The bipartisan condemnations of Trump and those who besieged the Capitol have been accompanied by calls for a return to "normal," in which the adults in the room would safeguard civility and reason and restore the authority of U.S. economic and democratic institutions from the populist mob.
Yet these responses play right into the hands of the very elites who rob us of the shared resources (both social and material) needed to build alternatives to Trumpism. Many sectors of the American economy where wealth is most concentrated--finance, tech, real estate, energy, military contracting--have realized enormous profits amidst Trump's ascent. Hedge fund leaders and oil barons may object to the unseemly sight of the mob rummaging through the Capitol, but they have been materially doing much the same work for years--pillorying public resources and bending the government to serve its interests.

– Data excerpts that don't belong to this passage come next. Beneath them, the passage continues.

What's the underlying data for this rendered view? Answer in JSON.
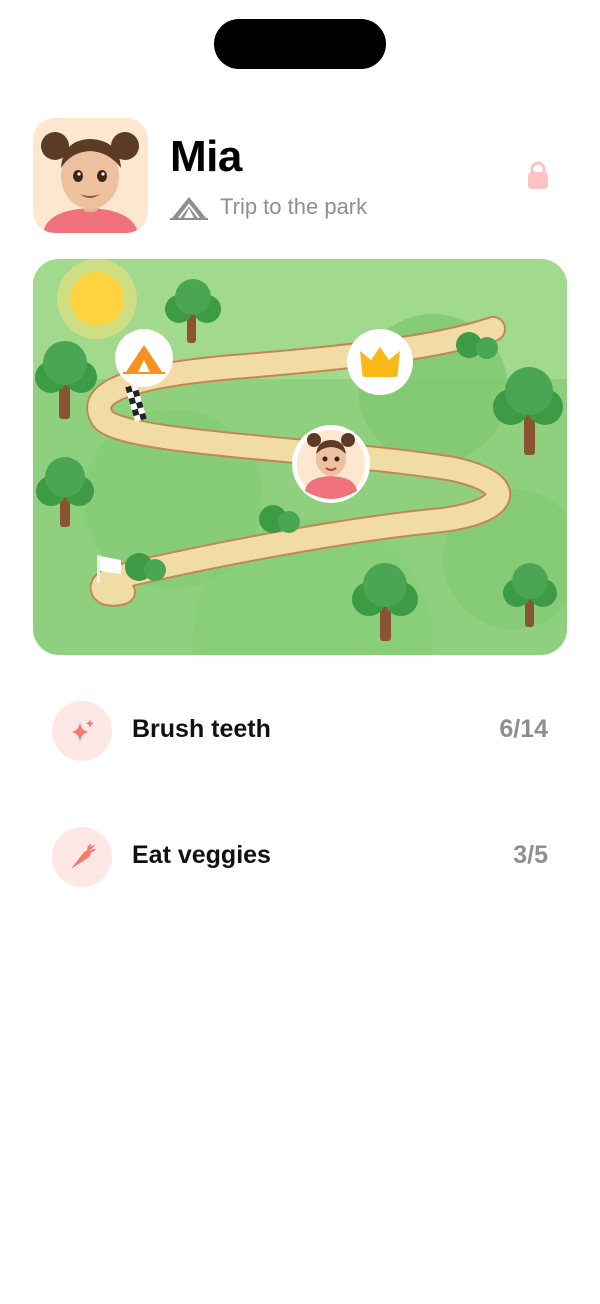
{
  "profile": {
    "name": "Mia",
    "trip_label": "Trip to the park",
    "avatar_icon": "girl-avatar-icon",
    "trip_icon": "tent-icon",
    "lock_icon": "lock-icon"
  },
  "map": {
    "markers": [
      "tent-marker",
      "crown-marker",
      "avatar-marker",
      "start-flag"
    ]
  },
  "tasks": [
    {
      "title": "Brush teeth",
      "count": "6/14",
      "icon": "sparkles-icon"
    },
    {
      "title": "Eat veggies",
      "count": "3/5",
      "icon": "carrot-icon"
    }
  ],
  "colors": {
    "accent": "#f47b6b",
    "accent_soft": "#fde8e6",
    "muted_text": "#8e8e93",
    "map_green": "#8fd07f",
    "path": "#f2dca6"
  }
}
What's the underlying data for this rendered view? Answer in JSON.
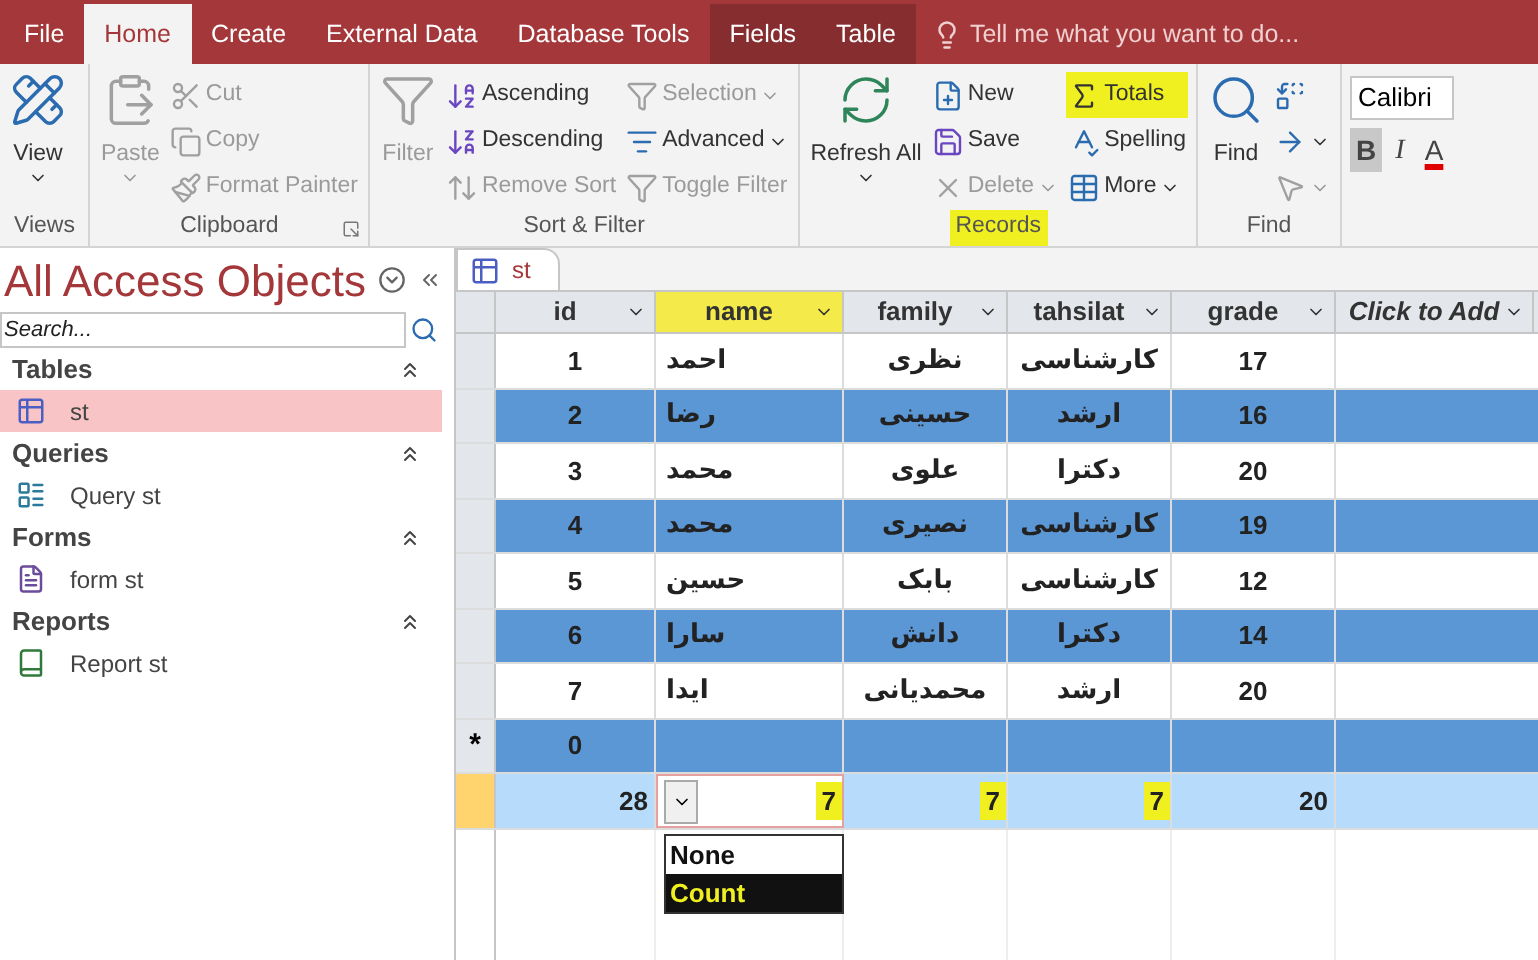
{
  "tabs": [
    {
      "label": "File",
      "selected": false,
      "kind": "standard"
    },
    {
      "label": "Home",
      "selected": true,
      "kind": "standard"
    },
    {
      "label": "Create",
      "selected": false,
      "kind": "standard"
    },
    {
      "label": "External Data",
      "selected": false,
      "kind": "standard"
    },
    {
      "label": "Database Tools",
      "selected": false,
      "kind": "standard"
    },
    {
      "label": "Fields",
      "selected": false,
      "kind": "contextual"
    },
    {
      "label": "Table",
      "selected": false,
      "kind": "contextual"
    }
  ],
  "tell_me": {
    "placeholder": "Tell me what you want to do..."
  },
  "ribbon": {
    "groups": [
      {
        "label": "Views",
        "highlighted": false,
        "large": [
          {
            "label": "View",
            "disabled": false,
            "dropdown": true
          }
        ]
      },
      {
        "label": "Clipboard",
        "highlighted": false,
        "launcher": true,
        "large": [
          {
            "label": "Paste",
            "disabled": true,
            "dropdown": true
          }
        ],
        "columns": [
          [
            {
              "label": "Cut",
              "disabled": true
            },
            {
              "label": "Copy",
              "disabled": true
            },
            {
              "label": "Format Painter",
              "disabled": true
            }
          ]
        ]
      },
      {
        "label": "Sort & Filter",
        "highlighted": false,
        "large": [
          {
            "label": "Filter",
            "disabled": true,
            "dropdown": false
          }
        ],
        "columns": [
          [
            {
              "label": "Ascending",
              "disabled": false
            },
            {
              "label": "Descending",
              "disabled": false
            },
            {
              "label": "Remove Sort",
              "disabled": true
            }
          ],
          [
            {
              "label": "Selection",
              "disabled": true,
              "dropdown": true
            },
            {
              "label": "Advanced",
              "disabled": false,
              "dropdown": true
            },
            {
              "label": "Toggle Filter",
              "disabled": true
            }
          ]
        ]
      },
      {
        "label": "Records",
        "highlighted": true,
        "large": [
          {
            "label": "Refresh All",
            "disabled": false,
            "dropdown": true
          }
        ],
        "columns": [
          [
            {
              "label": "New",
              "disabled": false
            },
            {
              "label": "Save",
              "disabled": false
            },
            {
              "label": "Delete",
              "disabled": true,
              "dropdown": true
            }
          ],
          [
            {
              "label": "Totals",
              "disabled": false,
              "highlighted": true
            },
            {
              "label": "Spelling",
              "disabled": false
            },
            {
              "label": "More",
              "disabled": false,
              "dropdown": true
            }
          ]
        ]
      },
      {
        "label": "Find",
        "highlighted": false,
        "large": [
          {
            "label": "Find",
            "disabled": false,
            "dropdown": false
          }
        ],
        "columns": [
          [
            {
              "disabled": false
            },
            {
              "disabled": false,
              "dropdown": true
            },
            {
              "disabled": true,
              "dropdown": true
            }
          ]
        ]
      }
    ],
    "font": {
      "name": "Calibri",
      "buttons": [
        {
          "label": "B",
          "selected": true,
          "kind": "bold"
        },
        {
          "label": "I",
          "selected": false,
          "kind": "italic"
        },
        {
          "label": "A",
          "selected": false,
          "kind": "color"
        }
      ]
    }
  },
  "nav": {
    "title": "All Access Objects",
    "search": {
      "placeholder": "Search..."
    },
    "sections": [
      {
        "label": "Tables",
        "expanded": true,
        "items": [
          {
            "label": "st",
            "selected": true
          }
        ]
      },
      {
        "label": "Queries",
        "expanded": true,
        "items": [
          {
            "label": "Query st",
            "selected": false
          }
        ]
      },
      {
        "label": "Forms",
        "expanded": true,
        "items": [
          {
            "label": "form st",
            "selected": false
          }
        ]
      },
      {
        "label": "Reports",
        "expanded": true,
        "items": [
          {
            "label": "Report st",
            "selected": false
          }
        ]
      }
    ]
  },
  "datasheet": {
    "tab": "st",
    "columns": [
      {
        "label": "id",
        "selected": false,
        "kind": "field"
      },
      {
        "label": "name",
        "selected": true,
        "kind": "field"
      },
      {
        "label": "family",
        "selected": false,
        "kind": "field"
      },
      {
        "label": "tahsilat",
        "selected": false,
        "kind": "field"
      },
      {
        "label": "grade",
        "selected": false,
        "kind": "field"
      },
      {
        "label": "Click to Add",
        "selected": false,
        "kind": "add"
      }
    ],
    "rows": [
      [
        "1",
        "احمد",
        "نظری",
        "کارشناسی",
        "17"
      ],
      [
        "2",
        "رضا",
        "حسینی",
        "ارشد",
        "16"
      ],
      [
        "3",
        "محمد",
        "علوی",
        "دکترا",
        "20"
      ],
      [
        "4",
        "محمد",
        "نصیری",
        "کارشناسی",
        "19"
      ],
      [
        "5",
        "حسین",
        "بابک",
        "کارشناسی",
        "12"
      ],
      [
        "6",
        "سارا",
        "دانش",
        "دکترا",
        "14"
      ],
      [
        "7",
        "ایدا",
        "محمدیانی",
        "ارشد",
        "20"
      ]
    ],
    "new_row": {
      "marker": "*",
      "id": "0"
    },
    "totals": [
      {
        "value": "28",
        "highlighted": false
      },
      {
        "value": "7",
        "highlighted": true,
        "dropdown": true
      },
      {
        "value": "7",
        "highlighted": true
      },
      {
        "value": "7",
        "highlighted": true
      },
      {
        "value": "20",
        "highlighted": false
      }
    ],
    "totals_menu": [
      {
        "label": "None",
        "selected": false,
        "highlighted": false
      },
      {
        "label": "Count",
        "selected": true,
        "highlighted": true
      }
    ]
  }
}
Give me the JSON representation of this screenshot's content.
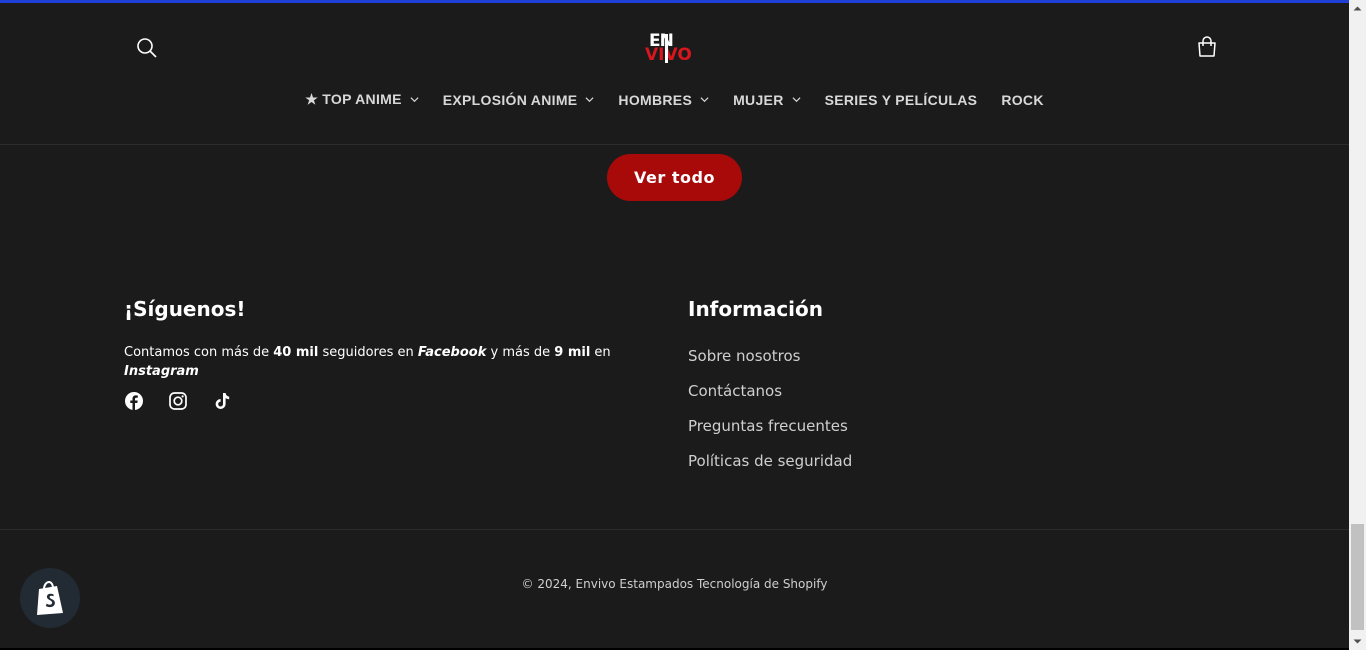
{
  "header": {
    "logo_top": "EN",
    "logo_bottom": "VIVO",
    "nav": [
      {
        "label": "★ TOP ANIME",
        "dropdown": true
      },
      {
        "label": "EXPLOSIÓN ANIME",
        "dropdown": true
      },
      {
        "label": "HOMBRES",
        "dropdown": true
      },
      {
        "label": "MUJER",
        "dropdown": true
      },
      {
        "label": "SERIES Y PELÍCULAS",
        "dropdown": false
      },
      {
        "label": "ROCK",
        "dropdown": false
      }
    ]
  },
  "main": {
    "view_all_label": "Ver todo"
  },
  "footer": {
    "follow": {
      "title": "¡Síguenos!",
      "text_1": "Contamos con más de ",
      "bold_1": "40 mil",
      "text_2": " seguidores en ",
      "italic_1": "Facebook",
      "text_3": " y más de ",
      "bold_2": "9 mil",
      "text_4": " en ",
      "italic_2": "Instagram"
    },
    "info": {
      "title": "Información",
      "links": [
        "Sobre nosotros",
        "Contáctanos",
        "Preguntas frecuentes",
        "Políticas de seguridad"
      ]
    },
    "copyright": "© 2024, Envivo Estampados Tecnología de Shopify"
  },
  "colors": {
    "background": "#1b1b1b",
    "accent_red": "#a80a0a",
    "top_line": "#1f3fd6"
  },
  "icons": {
    "search": "search-icon",
    "cart": "cart-icon",
    "facebook": "facebook-icon",
    "instagram": "instagram-icon",
    "tiktok": "tiktok-icon",
    "shopify": "shopify-icon"
  }
}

These forces do not express the crudeness and violence of those who stormed the Capitol. But a future predicated on a deference to their authority is no less dystopian, characterized as it will be by rampant wealth hoarding, growing "deaths of despair," and cynicism towards many forms of public action and trust.
Trump's defeat in November surely was a necessary precondition to realize new alternatives. But deferring to the economic and political elites that have set the stage for this carnage will only the embolden the far right to continue to provide a kind of reactionary framing to the feelings of abandonment, isolation and betrayal, channeling those energies into ever more dangerous and violent conflicts.